Capability Iteration Network for Robot Path Planning
This work addresses path planning challenges for robots with complex kinematics, such as legged robots, but is incremental as it builds on existing value iteration networks.
The paper tackles slow convergence and low accuracy in value iteration-based path planning for robots with complex kinematics by proposing the Capability Iteration Network (CIN), which achieves higher accuracy and faster convergence in experiments on 2D, 3D grid worlds, and real robots.

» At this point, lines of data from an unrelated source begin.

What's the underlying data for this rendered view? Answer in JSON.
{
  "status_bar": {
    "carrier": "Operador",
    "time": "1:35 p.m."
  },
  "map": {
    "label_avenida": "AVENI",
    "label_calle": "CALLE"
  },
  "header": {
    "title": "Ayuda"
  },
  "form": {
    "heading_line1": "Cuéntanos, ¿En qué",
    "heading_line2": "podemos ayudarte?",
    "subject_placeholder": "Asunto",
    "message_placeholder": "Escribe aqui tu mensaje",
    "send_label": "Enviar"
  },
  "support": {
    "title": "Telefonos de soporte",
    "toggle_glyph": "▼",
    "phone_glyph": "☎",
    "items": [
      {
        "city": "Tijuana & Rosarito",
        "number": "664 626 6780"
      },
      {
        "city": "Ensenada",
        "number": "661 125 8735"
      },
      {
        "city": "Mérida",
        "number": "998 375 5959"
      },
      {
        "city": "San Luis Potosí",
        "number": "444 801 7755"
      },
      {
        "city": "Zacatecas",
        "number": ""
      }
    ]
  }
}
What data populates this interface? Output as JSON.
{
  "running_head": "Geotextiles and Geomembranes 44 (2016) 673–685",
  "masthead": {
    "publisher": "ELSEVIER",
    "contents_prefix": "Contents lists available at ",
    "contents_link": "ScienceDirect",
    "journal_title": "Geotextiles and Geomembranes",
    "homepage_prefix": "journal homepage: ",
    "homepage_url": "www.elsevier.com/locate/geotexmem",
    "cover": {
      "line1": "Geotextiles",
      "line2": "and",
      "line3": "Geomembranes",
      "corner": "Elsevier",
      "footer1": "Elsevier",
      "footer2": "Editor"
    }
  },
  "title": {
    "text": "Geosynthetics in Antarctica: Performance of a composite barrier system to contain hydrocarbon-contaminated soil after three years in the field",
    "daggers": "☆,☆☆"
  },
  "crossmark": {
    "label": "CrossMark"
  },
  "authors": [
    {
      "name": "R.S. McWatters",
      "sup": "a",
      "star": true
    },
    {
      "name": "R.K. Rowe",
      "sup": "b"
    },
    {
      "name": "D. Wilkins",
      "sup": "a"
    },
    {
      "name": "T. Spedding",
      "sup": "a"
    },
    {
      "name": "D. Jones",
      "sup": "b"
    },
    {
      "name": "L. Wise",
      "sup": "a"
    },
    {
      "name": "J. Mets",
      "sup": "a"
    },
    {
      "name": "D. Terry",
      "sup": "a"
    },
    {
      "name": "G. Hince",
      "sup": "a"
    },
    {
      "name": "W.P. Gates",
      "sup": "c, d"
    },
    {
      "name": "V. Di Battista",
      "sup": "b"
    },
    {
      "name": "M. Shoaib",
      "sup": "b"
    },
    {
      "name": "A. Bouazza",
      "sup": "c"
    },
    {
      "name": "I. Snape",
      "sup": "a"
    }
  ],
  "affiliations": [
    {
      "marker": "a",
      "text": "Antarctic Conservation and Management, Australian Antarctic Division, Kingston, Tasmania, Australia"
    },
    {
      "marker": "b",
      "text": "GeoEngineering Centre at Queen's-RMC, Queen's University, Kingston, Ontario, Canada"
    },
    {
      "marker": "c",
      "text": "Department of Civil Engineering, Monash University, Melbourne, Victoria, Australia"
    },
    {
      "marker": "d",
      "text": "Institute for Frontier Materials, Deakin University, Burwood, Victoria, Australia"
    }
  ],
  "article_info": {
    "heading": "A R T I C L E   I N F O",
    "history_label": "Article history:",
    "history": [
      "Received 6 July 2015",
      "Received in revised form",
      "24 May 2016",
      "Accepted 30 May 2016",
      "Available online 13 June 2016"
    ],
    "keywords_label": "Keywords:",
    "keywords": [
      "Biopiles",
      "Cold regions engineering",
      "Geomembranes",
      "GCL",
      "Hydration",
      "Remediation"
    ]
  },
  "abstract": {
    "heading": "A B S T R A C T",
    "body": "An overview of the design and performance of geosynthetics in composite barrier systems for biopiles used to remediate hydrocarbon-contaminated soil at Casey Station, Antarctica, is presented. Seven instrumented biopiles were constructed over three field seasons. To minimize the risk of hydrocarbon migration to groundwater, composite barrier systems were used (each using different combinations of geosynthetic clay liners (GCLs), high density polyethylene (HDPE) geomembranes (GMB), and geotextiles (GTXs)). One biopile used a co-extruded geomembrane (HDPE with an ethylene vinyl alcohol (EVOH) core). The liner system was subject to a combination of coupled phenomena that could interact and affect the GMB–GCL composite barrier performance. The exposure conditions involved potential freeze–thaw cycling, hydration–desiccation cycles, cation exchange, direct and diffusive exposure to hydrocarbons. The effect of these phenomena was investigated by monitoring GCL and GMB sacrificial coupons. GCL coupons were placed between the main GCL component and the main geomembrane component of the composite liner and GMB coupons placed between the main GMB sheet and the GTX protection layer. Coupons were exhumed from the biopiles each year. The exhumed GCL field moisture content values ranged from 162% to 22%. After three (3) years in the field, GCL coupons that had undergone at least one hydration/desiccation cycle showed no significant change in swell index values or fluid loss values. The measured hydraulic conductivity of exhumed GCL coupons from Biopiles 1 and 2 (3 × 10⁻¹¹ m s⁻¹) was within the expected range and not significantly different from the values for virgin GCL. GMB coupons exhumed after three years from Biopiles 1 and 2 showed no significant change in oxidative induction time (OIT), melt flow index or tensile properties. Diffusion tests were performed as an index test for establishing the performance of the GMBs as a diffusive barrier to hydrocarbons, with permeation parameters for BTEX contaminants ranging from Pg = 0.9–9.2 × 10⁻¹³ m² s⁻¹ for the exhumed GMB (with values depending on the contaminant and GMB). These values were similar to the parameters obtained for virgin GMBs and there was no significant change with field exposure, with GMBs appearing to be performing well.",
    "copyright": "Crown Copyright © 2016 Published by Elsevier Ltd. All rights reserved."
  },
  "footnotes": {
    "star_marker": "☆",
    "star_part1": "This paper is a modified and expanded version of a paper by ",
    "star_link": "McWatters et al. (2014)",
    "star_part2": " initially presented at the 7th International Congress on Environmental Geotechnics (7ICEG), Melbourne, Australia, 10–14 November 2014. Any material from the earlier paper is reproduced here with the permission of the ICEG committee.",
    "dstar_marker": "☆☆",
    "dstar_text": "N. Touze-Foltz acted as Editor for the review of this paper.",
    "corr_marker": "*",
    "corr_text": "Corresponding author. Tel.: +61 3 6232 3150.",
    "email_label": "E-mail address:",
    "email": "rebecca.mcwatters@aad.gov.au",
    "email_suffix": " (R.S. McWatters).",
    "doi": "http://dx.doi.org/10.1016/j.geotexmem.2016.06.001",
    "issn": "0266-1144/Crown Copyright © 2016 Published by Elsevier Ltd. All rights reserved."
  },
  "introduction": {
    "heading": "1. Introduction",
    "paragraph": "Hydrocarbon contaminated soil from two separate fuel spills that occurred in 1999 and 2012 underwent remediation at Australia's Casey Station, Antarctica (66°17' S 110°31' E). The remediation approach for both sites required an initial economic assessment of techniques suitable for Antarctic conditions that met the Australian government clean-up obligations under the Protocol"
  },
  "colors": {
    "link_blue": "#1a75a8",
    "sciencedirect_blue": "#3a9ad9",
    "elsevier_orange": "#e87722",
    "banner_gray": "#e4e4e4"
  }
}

Path planning is an important topic in robotics. Recently, value iteration based deep learning models have achieved good performance such as Value Iteration Network(VIN). However, previous methods suffer from slow convergence and low accuracy on large maps, hence restricted in path planning for agents with complex kinematics such as legged robots. Therefore, we propose a new value iteration based path planning method called Capability Iteration Network(CIN). CIN utilizes sparse reward maps and encodes the capability of the agent with state-action transition probability, rather than a convolution kernel in previous models. Furthermore, two training methods including end-to-end training and training capability module alone are proposed, both of which speed up convergence greatly. Several path planning experiments in various scenarios, including on 2D, 3D grid world and real robots with different map sizes are conducted. The results demonstrate that CIN has higher accuracy, faster convergence, and lower sensitivity to random seed compared to previous VI-based models, hence more applicable for real robot path planning.